Freshman year, in my Rhetoric 101 class, we had to write an argumentative paper on anything we wanted. For some reason, I chose to write about net neutrality. I can't tell you why I chose to write about it (albeit, quite terribly), but the fact is that I did. With recent events, I'm glad I have some knowledge of what net neutrality is and why it's important. Although, back to these recent events, guess that's not super important anymore.
Let's start at the beginning. Since I'm no "techie" (is that what they're called?), I'll let someone else explain net neutrality:
Seems pretty easy to understand, right? Internet Service Providers (I.S.P.s) want more $$$ (because capitalism), websites (such as YouTube and Netflix) don't want to pay more for their content, causing you (the consumer) to suffer and have slower service. Not only that, but I.S.P.s think they have the right to block you from seeing certain content-- sounds, I don't know, like a government could help control that, doesn't it?

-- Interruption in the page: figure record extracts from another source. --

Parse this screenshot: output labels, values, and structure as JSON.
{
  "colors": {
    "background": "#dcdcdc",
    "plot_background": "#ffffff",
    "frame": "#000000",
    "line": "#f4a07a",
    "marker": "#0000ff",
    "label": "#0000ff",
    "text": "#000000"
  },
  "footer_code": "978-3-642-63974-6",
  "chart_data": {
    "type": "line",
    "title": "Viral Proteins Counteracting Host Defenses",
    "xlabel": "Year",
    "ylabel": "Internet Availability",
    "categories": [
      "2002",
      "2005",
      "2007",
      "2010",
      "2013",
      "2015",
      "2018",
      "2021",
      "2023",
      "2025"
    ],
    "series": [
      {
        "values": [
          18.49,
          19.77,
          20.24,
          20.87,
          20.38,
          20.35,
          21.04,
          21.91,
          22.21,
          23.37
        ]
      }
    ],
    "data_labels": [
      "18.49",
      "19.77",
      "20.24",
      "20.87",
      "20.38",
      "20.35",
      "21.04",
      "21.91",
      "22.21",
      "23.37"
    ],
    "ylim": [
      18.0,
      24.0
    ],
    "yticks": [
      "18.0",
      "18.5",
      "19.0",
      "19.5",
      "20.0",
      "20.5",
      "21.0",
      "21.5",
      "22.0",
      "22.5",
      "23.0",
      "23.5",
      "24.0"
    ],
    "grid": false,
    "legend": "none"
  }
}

In 2016, a federal appeals court upheld a White House-supported effort to make providers treat all web traffic equally, that both the Federal Communications Commission (FCC) and President Obama said was essential to prevent broadband providers from blocking or degrading internet traffic. Seems somewhat reasonable, right? There was heavy criticism from Republicans and the telecom industry, calling the regulations "burdensome" and "unnecessary". Ted Cruz called the rules "Obamacare for the Internet." Interesting.
The chairman of the FCC, Tom Wheeler, said the regulations ensure the Internet remains a platform for innovation, free expression, and economic growth - things that have no reason to be blocked by greedy companies.
Now, let's get into last week's vote. The Senate voted to repeal this ruling from 2016 and if Trump signs the legislation (which is very likely), providers will be able to monitor their customers' behavior online as well as -- without permission -- use personal and financial information to sell highly targeted ads. Some of this information includes browsing habits, app usage history, location data and Social Security numbers--all of which can be sold to the highest bidder.
While some argue that I.S.P. providers having this information makes it safer from thieves and hackers.... is it really? Would this also be fair to everyone if certain websites were slower than the others? What about content being blocked? Could the government aid providers in blocking content? We'll have to see what Trump decides (although, we can guess what he's going to do) and hopefully, our freedom online won't be taken away.